Sunday, November 27, 2005 11:29:11 PM (Central Standard Time, UTC-06:00)
With great interest I am reading the Eclipse Modeling Framework and their solution for the various issues related to persistence. I see definite issues to be learned with this framework that could be included in CSLA
Fritz Schenk
Tuesday, November 29, 2005 5:34:23 PM (Central Standard Time, UTC-06:00)
Steve, I had a look at your experiment reflecting against private vs. public fields. All I can say is that the 4.8 seconds (I assume seconds) vs .01 second performance difference may as well be zero if you have to do 100,000 iterations on a GHz + computer to get it.

Add in a single database or even local hard disk read (8 - 10 ms or more) to your test and the relative performance cost shrinks even further.

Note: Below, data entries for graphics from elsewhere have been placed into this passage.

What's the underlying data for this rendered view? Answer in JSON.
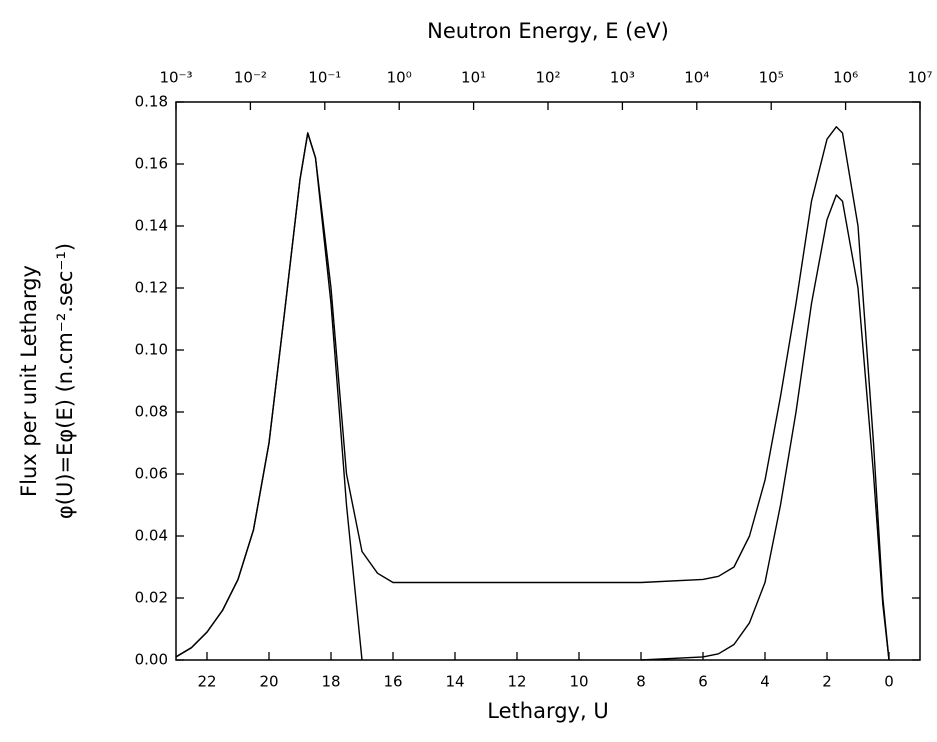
{
  "chart_data": {
    "type": "line",
    "title": "Neutron Energy, E (eV)",
    "xlabel": "Lethargy, U",
    "ylabel": [
      "Flux per unit Lethargy",
      "φ(U)=Eφ(E) (n.cm⁻².sec⁻¹)"
    ],
    "x": [
      23,
      22.5,
      22,
      21.5,
      21,
      20.5,
      20,
      19.5,
      19,
      18.75,
      18.5,
      18,
      17.5,
      17,
      16.5,
      16,
      14,
      12,
      10,
      8,
      6,
      5.5,
      5,
      4.5,
      4,
      3.5,
      3,
      2.5,
      2,
      1.7,
      1.5,
      1,
      0.5,
      0.2,
      0
    ],
    "series": [
      {
        "color": "#000000",
        "values": [
          0.001,
          0.004,
          0.009,
          0.016,
          0.026,
          0.042,
          0.07,
          0.112,
          0.155,
          0.17,
          0.162,
          0.12,
          0.06,
          0.035,
          0.028,
          0.025,
          0.025,
          0.025,
          0.025,
          0.025,
          0.026,
          0.027,
          0.03,
          0.04,
          0.058,
          0.085,
          0.115,
          0.148,
          0.168,
          0.172,
          0.17,
          0.14,
          0.07,
          0.02,
          0
        ]
      },
      {
        "color": "#000000",
        "values": [
          0.001,
          0.004,
          0.009,
          0.016,
          0.026,
          0.042,
          0.07,
          0.112,
          0.155,
          0.17,
          0.162,
          0.115,
          0.05,
          0,
          null,
          null,
          null,
          null,
          null,
          null,
          null,
          null,
          null,
          null,
          null,
          null,
          null,
          null,
          null,
          null,
          null,
          null,
          null,
          null,
          null
        ]
      },
      {
        "color": "#000000",
        "values": [
          null,
          null,
          null,
          null,
          null,
          null,
          null,
          null,
          null,
          null,
          null,
          null,
          null,
          null,
          null,
          null,
          null,
          null,
          null,
          0,
          0.001,
          0.002,
          0.005,
          0.012,
          0.025,
          0.05,
          0.08,
          0.115,
          0.142,
          0.15,
          0.148,
          0.12,
          0.06,
          0.018,
          0
        ]
      }
    ],
    "xlim": [
      23,
      -1
    ],
    "xticks": [
      22,
      20,
      18,
      16,
      14,
      12,
      10,
      8,
      6,
      4,
      2,
      0
    ],
    "x2lim": [
      0.001,
      10000000
    ],
    "x2scale": "log",
    "x2ticks": [
      {
        "value": 0.001,
        "label": "10⁻³"
      },
      {
        "value": 0.01,
        "label": "10⁻²"
      },
      {
        "value": 0.1,
        "label": "10⁻¹"
      },
      {
        "value": 1,
        "label": "10⁰"
      },
      {
        "value": 10,
        "label": "10¹"
      },
      {
        "value": 100,
        "label": "10²"
      },
      {
        "value": 1000,
        "label": "10³"
      },
      {
        "value": 10000,
        "label": "10⁴"
      },
      {
        "value": 100000,
        "label": "10⁵"
      },
      {
        "value": 1000000,
        "label": "10⁶"
      },
      {
        "value": 10000000,
        "label": "10⁷"
      }
    ],
    "ylim": [
      0,
      0.18
    ],
    "yticks": [
      {
        "value": 0,
        "label": "0.00"
      },
      {
        "value": 0.02,
        "label": "0.02"
      },
      {
        "value": 0.04,
        "label": "0.04"
      },
      {
        "value": 0.06,
        "label": "0.06"
      },
      {
        "value": 0.08,
        "label": "0.08"
      },
      {
        "value": 0.1,
        "label": "0.10"
      },
      {
        "value": 0.12,
        "label": "0.12"
      },
      {
        "value": 0.14,
        "label": "0.14"
      },
      {
        "value": 0.16,
        "label": "0.16"
      },
      {
        "value": 0.18,
        "label": "0.18"
      }
    ],
    "grid": false
  }
}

As Rocky said in response to your first comment, and it applies even more so to your next, this is ONE reflection call. Just one. Personally, I'll take the 0.000048 second hit on each call.
Thursday, December 08, 2005 3:41:48 PM (Central Standard Time, UTC-06:00)
How would this work with the [RunLocal] attribute? For example, if you have 5 strongly-typed DataPortal_Fetch methods, would you be able to mark each method individually? I'm assuming the GetMethod() routine in the data portal is updated accordingly in CSLA 2.0 - or has morphed into something completely different to account for generics...
Mark Peterson
Monday, December 12, 2005 12:50:58 PM (Central Standard Time, UTC-06:00)
The RunLocal attribute continues to work as today: short-circuiting the use of a remote network channel on a per-method basis. So yes, you mark each DataPortal_XYZ method to be local.

The same with transactions. You can choose between manual, enterprise services or system.transactions type transactional support on a per-method basis.
Tuesday, December 13, 2005 12:21:24 PM (Central Standard Time, UTC-06:00)
Rocky, a little bit out of topic, but you mention the option to choose between manual, enterprise services or system.transactions. Why you will want to use enterprise services for distributed
transactions now that system.transactions exists?

I personally remove the ServiceDataPortal completly from the framework.


Thanks
Mr.Underhill
Sunday, December 18, 2005 7:09:42 PM (Central Standard Time, UTC-06:00)
It is my understanding that System.Transactions won't (at least initially) support as many types of databases as COM+
Thursday, December 22, 2005 4:56:06 PM (Central Standard Time, UTC-06:00)
Just tring to see if the Strongly Typed (overloaded DataPortal_XXX) works and I get a "Ambiguous Method Match Error"... Just curious if you (Rocky) or anyone has tried it?